With some dude on the way to his house to blaze
You went back to a stranger's house????
He isn't a stranger...he used to be on kids, inc.
I love LA.
You can't just hum the Jaws theme song when you pull down my pants.
He shoved his balls through an egg carton and showed us a picture. They were surprisingly egg-like.
Note to self. Don't order a $10 bottle of wine on a 40 min flight because it seems like a good deal.
God you're perfect.
I am. So drunk right now. Good work, Frontier.
dont iron anything. we fucked on the ironing board. details to follow.
I think it's safe to say I'm rolling my hypothetical balls off
Sometimes I think I'm witty and funny, and then I realize it 3pm and I'm drunk
Sexting Captain while emailing my eharmony match about my low key weekend is hard.
How is it that I, the only one that didn't drink last night, was the only one puking out the car window?
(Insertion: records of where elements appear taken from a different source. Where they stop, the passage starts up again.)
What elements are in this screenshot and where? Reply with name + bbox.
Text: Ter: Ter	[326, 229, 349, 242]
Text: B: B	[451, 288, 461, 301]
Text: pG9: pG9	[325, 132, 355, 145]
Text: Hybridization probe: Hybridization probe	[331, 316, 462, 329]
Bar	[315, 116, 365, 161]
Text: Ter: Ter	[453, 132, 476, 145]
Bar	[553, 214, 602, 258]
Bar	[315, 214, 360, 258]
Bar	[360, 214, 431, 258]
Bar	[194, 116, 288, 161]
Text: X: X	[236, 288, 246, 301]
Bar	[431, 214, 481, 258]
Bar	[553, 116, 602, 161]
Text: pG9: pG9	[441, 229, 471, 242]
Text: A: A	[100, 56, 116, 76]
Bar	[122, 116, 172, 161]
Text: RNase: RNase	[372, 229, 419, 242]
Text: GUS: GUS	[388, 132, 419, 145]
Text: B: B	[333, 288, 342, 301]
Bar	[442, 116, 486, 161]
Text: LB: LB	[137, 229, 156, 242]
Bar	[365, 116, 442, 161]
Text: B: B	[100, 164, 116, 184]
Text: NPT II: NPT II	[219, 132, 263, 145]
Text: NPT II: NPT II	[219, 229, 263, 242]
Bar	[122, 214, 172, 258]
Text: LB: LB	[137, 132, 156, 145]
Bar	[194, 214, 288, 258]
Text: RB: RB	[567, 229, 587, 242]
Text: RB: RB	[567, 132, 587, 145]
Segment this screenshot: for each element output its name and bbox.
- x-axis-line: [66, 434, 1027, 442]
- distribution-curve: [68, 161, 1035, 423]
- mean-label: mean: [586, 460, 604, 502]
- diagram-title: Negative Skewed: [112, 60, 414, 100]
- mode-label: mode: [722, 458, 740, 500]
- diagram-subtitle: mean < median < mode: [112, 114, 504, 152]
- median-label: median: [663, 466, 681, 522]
He walked in wearing nothing but a WWF belt and yelled "THE CHAMP... IS... HEEERE!!!"
Annoying and petty is the name of the game and I'm the MVP.
Holding your hair back while you puked wasn't a choice. I was handcuffed to you.
This is Ryan, Kristin's husband. I don't know if you meant to send that pic to me at 3am. You may want to call Kristin. Neat piercing though.
I took out a life ins. policy Thursday. It's okay I can die in Nashville now.